Suara.com - Ribuan narapidana di Turki dibebaskan lebih awal karena pandemi. Tapi pemerintah di Ankara lebih memilih bebaskan napi kriminal, sementara jurnalis dan aktivis tetap mendekam di balik jeruji besi.
Pandemi corona berdampak besar di seluruh dunia, termasuk di Turki. Ketidakpuasan terhadap pemerintah dalam mengelola krisis semakin luas.
Salah satunya di dalam penjara, yang dilaporkan kian memburuk kondisinya seiring merebaknya wabah COVID-19.
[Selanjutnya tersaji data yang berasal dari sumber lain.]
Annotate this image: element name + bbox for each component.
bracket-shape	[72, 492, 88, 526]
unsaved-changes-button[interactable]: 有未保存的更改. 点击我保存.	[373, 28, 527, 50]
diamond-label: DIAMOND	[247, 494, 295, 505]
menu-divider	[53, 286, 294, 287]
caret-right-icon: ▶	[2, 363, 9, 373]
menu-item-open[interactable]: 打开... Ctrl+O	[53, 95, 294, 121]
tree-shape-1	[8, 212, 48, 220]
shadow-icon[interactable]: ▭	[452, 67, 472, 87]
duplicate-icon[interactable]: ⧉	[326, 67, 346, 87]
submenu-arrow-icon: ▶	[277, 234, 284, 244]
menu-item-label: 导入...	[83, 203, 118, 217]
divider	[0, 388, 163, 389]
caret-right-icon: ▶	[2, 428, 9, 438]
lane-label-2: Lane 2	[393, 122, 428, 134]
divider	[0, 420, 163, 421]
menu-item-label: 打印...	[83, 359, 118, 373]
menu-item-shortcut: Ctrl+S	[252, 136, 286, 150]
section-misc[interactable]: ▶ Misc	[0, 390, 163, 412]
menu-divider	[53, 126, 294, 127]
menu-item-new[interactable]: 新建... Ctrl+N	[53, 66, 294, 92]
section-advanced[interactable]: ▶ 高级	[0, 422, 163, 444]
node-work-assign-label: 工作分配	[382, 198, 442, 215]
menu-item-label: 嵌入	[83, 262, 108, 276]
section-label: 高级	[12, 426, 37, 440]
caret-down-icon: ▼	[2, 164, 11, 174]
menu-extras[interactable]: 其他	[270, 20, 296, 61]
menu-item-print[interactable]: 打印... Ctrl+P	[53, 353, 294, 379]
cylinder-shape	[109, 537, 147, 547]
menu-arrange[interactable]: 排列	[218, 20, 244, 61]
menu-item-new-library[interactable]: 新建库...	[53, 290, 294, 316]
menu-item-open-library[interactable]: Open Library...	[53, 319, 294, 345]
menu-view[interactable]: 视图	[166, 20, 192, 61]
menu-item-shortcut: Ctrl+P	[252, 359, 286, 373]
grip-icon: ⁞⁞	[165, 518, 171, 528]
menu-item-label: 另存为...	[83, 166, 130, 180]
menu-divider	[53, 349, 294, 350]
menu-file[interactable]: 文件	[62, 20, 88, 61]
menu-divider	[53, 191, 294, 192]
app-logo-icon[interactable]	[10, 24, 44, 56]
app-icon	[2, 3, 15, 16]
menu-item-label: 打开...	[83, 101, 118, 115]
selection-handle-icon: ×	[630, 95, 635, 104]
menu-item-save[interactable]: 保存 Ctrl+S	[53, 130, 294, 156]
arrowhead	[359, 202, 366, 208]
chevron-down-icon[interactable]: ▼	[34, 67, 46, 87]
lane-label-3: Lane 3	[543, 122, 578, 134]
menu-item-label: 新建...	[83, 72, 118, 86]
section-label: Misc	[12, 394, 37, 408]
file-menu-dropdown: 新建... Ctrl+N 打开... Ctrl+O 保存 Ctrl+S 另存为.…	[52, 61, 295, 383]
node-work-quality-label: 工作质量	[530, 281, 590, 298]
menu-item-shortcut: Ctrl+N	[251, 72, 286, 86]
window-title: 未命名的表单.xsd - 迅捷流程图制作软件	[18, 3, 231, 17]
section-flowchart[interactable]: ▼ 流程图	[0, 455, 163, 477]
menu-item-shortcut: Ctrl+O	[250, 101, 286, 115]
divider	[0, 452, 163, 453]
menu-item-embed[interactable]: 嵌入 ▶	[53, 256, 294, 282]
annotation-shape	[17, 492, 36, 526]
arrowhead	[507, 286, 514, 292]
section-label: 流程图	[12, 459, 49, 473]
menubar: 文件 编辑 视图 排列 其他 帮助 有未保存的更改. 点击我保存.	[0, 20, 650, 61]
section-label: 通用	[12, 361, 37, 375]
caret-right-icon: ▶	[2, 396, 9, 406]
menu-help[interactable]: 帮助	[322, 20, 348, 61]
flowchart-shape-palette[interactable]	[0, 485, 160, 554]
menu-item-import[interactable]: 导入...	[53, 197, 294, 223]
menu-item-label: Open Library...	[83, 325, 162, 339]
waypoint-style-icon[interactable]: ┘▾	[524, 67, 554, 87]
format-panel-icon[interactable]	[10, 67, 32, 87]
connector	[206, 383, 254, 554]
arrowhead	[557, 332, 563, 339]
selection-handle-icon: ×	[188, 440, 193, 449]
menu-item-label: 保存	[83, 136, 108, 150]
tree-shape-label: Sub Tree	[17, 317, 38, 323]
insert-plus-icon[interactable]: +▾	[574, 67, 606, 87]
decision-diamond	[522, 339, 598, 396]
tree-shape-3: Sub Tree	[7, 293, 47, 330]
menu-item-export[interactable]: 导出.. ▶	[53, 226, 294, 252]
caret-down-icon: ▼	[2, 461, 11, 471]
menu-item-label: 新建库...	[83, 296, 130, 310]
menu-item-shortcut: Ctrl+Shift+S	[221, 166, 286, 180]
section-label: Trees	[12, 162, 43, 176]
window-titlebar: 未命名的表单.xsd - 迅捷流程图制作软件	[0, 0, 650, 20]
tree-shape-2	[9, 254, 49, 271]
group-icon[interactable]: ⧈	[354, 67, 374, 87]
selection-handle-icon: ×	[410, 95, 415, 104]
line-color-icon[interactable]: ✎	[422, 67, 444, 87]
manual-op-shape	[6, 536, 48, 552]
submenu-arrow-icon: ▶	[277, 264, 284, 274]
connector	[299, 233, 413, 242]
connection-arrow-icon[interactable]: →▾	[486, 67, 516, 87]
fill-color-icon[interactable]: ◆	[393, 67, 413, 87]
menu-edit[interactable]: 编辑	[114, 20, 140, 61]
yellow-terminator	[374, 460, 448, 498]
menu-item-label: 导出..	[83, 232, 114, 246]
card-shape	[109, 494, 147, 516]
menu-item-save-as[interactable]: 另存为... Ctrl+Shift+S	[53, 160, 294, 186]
Untuk mencegah penyebaran COVID-19 di penjara, pada 14 April 2020 pemerintah Turki mengeluarkan undang-undang baru yang memungkinkan pembebasan awal ribuan narapidana.
Menurut Direktorat Jenderal Penjara dan Rumah Tahanan Turki, 78.000 orang telah dibebaskan. Tetapi mereka yang tetap berada di balik jeruji kian menderita.
Banyak narapidana dalam kondisi rentan karena tindakan karantina terkait pandemi membatasi hak para narapidana.
Tekanan psikologis
"Kami melihat narapidana berdesakan di penjara dan menanggung tekanan psikologis yang semakin meningkat," ujar Berivan Korkut dari Asosiasi Sistem Penal Turki (CISST).
"Beberapa bahkan melakukan aksi mogok makan."
Baca Juga: Jurnalis Bondowoso: Copot Pengawal Arogan Menteri Kelautan dan Perikanan!
Penderitaan mereka bahkan lebih buruk karena di saat pandemi, penjara tidak lagi dipantau, ini berarti sipir bisa melakukan apa saja yang mereka inginkan.
"Kami telah menerima laporan pelanggaran berat HAM dan perbuatan yang menyalahi aturan," ujar Korkut.
Ilhan Ongor dari Asosiasi Hak Asasi Manusia di Turki-IHD mengatakan, selama berbulan-bulan pengacara dilarang mengunjungi klien mereka di penjara.
"Anggota keluarga juga tidak diizinkan untuk menjenguk sanak keluarga mereka", ujar Ongor, yang juga adalah kepala komite sistem hukuman di IHD.
Menurutnya, narapidana jarang diizinkan untuk berolahraga atau mengunjungi perpustakaan.